After a remarkable introduction she concentrates on four 'case studies', namely Iran, Egypt, Judaism and the USA. Althouugh she has obviously a special interest in Shii Islam, each of her studies is dramatic in the things one learns from it.
The book is also a remarkable work of research and scholarship.
Each day, I open the newspaper, and there is something there that is more easily understood from this book.
In fact, I believe, one of most important History books of modern times.

Be afraid, be very afraid...5
To put this short review into context, I guess I could broadly describe myself as a "secular humanist" - the type of person loathed and despised by fundamentalists of all creeds. I might also add, that till the sickening events of September 2001, I new little about global politics and even less about world religions. Of all the books I've read since then, this is the one that has best helped me to understand just how this tragedy - and other terrorist outrages committed by fundamentalists of differing religious persuasions - could actually have happened. In view of the fact that the book was published in year 2000, this in itself is quite a commendation.

As a non-academic, I must admit that I found the book quite challenging in places, and I would have appreciated the inclusion of a more extensive glossary. However, this is a minor criticism of what is clearly a outstanding piece of work, which really does merit all the plaudits it's received to date from the professional book reviewers. Flipping back through the book, I see that I've hardly left a page unmarked - there are so many passages that merit highlighting.

For all its brilliance though, I did find this book profoundly disturbing. Just discovering, for example, that such a high percentage of North Americans believe that the Bible is literally true was bad enough; but then to realise that extremists from all the major monotheisitic religions revel in the prospect of universal suffering and global destruction, was more than a little worrying.

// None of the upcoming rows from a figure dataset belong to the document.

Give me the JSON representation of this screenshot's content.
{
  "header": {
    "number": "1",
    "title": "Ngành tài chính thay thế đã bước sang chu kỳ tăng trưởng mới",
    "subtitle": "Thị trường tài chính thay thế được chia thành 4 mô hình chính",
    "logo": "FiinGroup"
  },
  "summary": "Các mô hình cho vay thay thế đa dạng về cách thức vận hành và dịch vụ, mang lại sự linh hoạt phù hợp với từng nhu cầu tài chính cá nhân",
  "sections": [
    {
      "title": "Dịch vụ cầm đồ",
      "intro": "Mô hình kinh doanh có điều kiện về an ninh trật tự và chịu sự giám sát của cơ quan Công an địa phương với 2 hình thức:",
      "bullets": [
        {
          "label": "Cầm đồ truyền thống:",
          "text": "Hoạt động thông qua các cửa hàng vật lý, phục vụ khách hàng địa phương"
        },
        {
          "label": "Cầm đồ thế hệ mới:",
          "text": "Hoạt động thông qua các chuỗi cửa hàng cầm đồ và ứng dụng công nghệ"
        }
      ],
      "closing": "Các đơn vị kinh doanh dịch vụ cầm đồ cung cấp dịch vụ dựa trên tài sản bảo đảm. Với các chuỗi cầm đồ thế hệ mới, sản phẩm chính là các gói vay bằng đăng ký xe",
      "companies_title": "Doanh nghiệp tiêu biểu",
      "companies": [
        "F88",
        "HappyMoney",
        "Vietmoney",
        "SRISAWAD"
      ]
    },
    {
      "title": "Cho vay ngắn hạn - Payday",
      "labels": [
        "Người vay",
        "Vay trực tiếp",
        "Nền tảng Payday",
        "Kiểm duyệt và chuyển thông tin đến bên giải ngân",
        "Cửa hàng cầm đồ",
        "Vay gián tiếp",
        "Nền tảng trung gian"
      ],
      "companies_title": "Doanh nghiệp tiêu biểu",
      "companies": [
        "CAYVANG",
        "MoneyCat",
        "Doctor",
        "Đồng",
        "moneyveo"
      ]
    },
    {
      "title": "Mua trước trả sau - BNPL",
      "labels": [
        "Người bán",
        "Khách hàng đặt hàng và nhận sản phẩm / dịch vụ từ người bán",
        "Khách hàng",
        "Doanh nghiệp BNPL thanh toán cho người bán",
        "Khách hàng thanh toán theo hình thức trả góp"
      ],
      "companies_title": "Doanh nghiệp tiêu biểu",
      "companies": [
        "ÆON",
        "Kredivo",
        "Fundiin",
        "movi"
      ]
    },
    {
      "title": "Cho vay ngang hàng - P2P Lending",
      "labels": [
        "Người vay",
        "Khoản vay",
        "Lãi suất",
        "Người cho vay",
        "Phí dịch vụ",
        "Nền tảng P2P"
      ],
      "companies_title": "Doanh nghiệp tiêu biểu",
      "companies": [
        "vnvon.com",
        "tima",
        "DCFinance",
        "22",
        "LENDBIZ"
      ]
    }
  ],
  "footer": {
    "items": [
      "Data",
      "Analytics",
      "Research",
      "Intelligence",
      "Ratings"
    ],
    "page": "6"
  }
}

I would imagine that this book is unlikely to be widely read within the fundamentalist communities which form the foci of the work. This is a great pity, because it just might help some of these people to see the wood for the trees, and to appreciate the fact that "no religious doctrine or practice can be authentic if it does not lead to practical compassion" (P 322).

a compelling historicopolitical analysis of fundamentalism5
Once again Karen Armstrong has produced a work of amazing erudition by exploring one of the most salient political phenomenon of our era.She traces the roots of modern religious Fundamentalism in the different historical experiences of secular modernity by the three monotheistic faiths.She reveals the common strands which have shaped these fierce reactions against the hegemony of the secular.She pointedly shows how, what she calls "mythos",is masquerading as "logos"and eventually degenerates into Ideologies of hatred and exclusion. Her analysis of recent political events in the Middle East and in America is illuminating.This is the voice of reason showing sagacity and sympathetic understanding. It is truly a remarkable book which is likely to get a much wider readership outside the UK.It deserves to be translated both into Arabic and Hebrew.